Confrontata con la provinciale Colonia Eritrea, la Somalia Italiana nel 1911 dava un senso di maggiore respiro, in parte favorito dai più spaziosi orizzonti che si aprivano al suo divenire e dalla tradizione di ardimenti dei suoi primi esploratori: il Bottego, Ugo Ferrandi, Citerni, Pàntano, Robecchi-Bricchetti, Vannutelli ed altri dei quali mi sfugge il nome. All'arrivo della Staffetta n’era governatore il senatore Giacomo de Martino, uomo di ampie vedute e di tradizionale buon senso napoletano. A lui si deve la pacificazione completa della colonia e la estensione dei suoi confini fino a limiti stabiliti nei trattati. Facilitò assai la sua opera l’impianto di una rete completa di stazioni radiotelegrafiche, lungo la costa e nell'interno del Benadir, da parte della Regia Marina, la prima del genere sorta in territorio africano, sulla quale vorremmo riferire in altra occasione.

La piccola e gloriosa Staffetta, la bianca veterana dell'Africa Orientale, richiamate di lì a poco in Patria per gli avvenimenti della guerra italo-turca, vi ritornava un'ultima volta a guerra finita al comando del C.F. Domenico Marchini. Fu questa l'ultima campagna idrografica svolta dal vecchio avviso nei mari delle nostre ex colonie in Mar Rosso ed Oceano Indiano.

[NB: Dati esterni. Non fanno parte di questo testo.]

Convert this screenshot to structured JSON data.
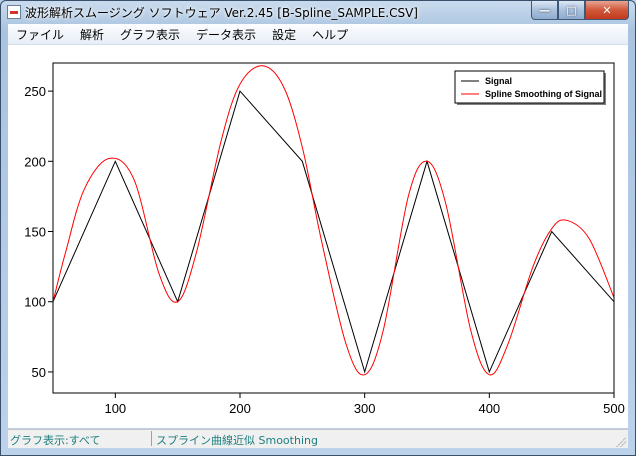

Vi si erano succeduti dodici comandanti e circa due centinaia di ufficiali.

Radiate progressivamente nel corso della guerra 1914-18, sparivano dalla scena dei mari, insieme alla Staffetta, le altre 20 navi, all'incirca dello stesso tipo, che dall'acquisto della baia di Assab (1870) al primo conflitto mondiale erano state le principali protagoniste dell'opera di civiltà compiuta dall'Italia, nuovamente costituita a Nazione, nelle terre dell'Est Africa, rimaste chiuse alla benefica comunione dei popoli.

Cadrebbe in grave errore chi credesse comprendere l’immane sforzo compiuto dagli Italiani del tempo che vi presero parte, fra le manifestazioni del cosiddetto colonialismo.